New Insights Into the Role of Phenotypic Plasticity and EMT in Driving Cancer Progression

Abstract

Tumor cells demonstrate substantial plasticity in their genotypic and phenotypic characteristics. Epithelial-mesenchymal plasticity (EMP) can be characterized into dynamic intermediate states and can be orchestrated by many factors, either intercellularly via epigenetic reprograming, or extracellularly via growth factors, inflammation and/or hypoxia generated by the tumor stromal microenvironment. EMP has the capability to alter phenotype and produce heterogeneity, and thus by changing the whole cancer landscape can attenuate oncogenic signaling networks, invoke anti-apoptotic features, defend against chemotherapeutics and reprogram angiogenic and immune recognition functions. We discuss here the role of phenotypic plasticity in tumor initiation, progression and metastasis and provide an update of the modalities utilized for the molecular characterization of the EMT states and attributes of cellular behavior, including cellular metabolism, in the context of EMP. We also summarize recent findings in dynamic EMP studies that provide new insights into the phenotypic plasticity of EMP flux in cancer and propose therapeutic strategies to impede the metastatic outgrowth of phenotypically heterogeneous tumors.

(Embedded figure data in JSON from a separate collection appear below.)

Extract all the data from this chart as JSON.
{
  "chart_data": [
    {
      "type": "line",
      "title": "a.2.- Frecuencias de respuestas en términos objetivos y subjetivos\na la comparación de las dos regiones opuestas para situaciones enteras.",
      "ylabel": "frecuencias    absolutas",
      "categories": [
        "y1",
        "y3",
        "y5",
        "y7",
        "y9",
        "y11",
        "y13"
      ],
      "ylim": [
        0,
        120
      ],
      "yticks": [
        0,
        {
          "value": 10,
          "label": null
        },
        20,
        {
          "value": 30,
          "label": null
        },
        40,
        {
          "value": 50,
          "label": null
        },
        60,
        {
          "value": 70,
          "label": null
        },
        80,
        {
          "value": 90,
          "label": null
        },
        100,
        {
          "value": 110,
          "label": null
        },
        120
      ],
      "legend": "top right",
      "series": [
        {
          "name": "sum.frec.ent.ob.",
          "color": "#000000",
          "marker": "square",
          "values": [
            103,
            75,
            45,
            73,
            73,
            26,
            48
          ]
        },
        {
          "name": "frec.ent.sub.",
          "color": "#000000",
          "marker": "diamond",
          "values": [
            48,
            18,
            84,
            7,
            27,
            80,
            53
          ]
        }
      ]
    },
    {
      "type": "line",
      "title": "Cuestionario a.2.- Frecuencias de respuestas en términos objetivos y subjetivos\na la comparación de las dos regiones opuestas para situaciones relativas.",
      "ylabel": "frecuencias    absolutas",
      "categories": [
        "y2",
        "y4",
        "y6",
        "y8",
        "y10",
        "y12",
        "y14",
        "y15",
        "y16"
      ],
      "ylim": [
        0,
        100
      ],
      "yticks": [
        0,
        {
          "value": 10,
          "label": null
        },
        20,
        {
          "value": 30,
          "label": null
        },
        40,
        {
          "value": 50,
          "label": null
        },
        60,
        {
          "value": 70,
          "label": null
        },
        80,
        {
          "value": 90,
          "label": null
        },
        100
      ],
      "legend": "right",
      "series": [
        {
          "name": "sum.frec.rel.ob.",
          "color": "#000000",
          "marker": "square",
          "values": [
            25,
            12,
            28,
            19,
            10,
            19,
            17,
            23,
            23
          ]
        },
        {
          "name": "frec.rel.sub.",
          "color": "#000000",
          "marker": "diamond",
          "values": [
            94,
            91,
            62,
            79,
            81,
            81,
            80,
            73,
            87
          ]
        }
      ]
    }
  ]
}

Keywords: CTCs; EMP; EMT; hybrid EMT states; metabolism; metastasis; stem cell; tumor cell heterogeneity.

FIGURE 1

Major categories of EMP stimuli and markers involved in EMP. The dynamics of the epithelial – mesenchymal spectrum can be induced by five major stimulii (hypoxia, immuno-modulators, mechanical stress, altered ECM, and chemotherapeutics), which involve changes in various functional and morphological states and enlisted markers across the spectrum of epithelial–mesenchymal plasticity. ECM, extracellular matrix.

FIGURE 2

Potential avenues to target EMP. Three main strategies for targeting cancer progression and recurrence with relevance to EMP dynamics are to use agents/compounds (i) that can target the inducers to prevent EMT; (ii) that can selectively kill mesenchymal phenotype and cells present within multiple transition states; (iii) that can revert the cells via MET.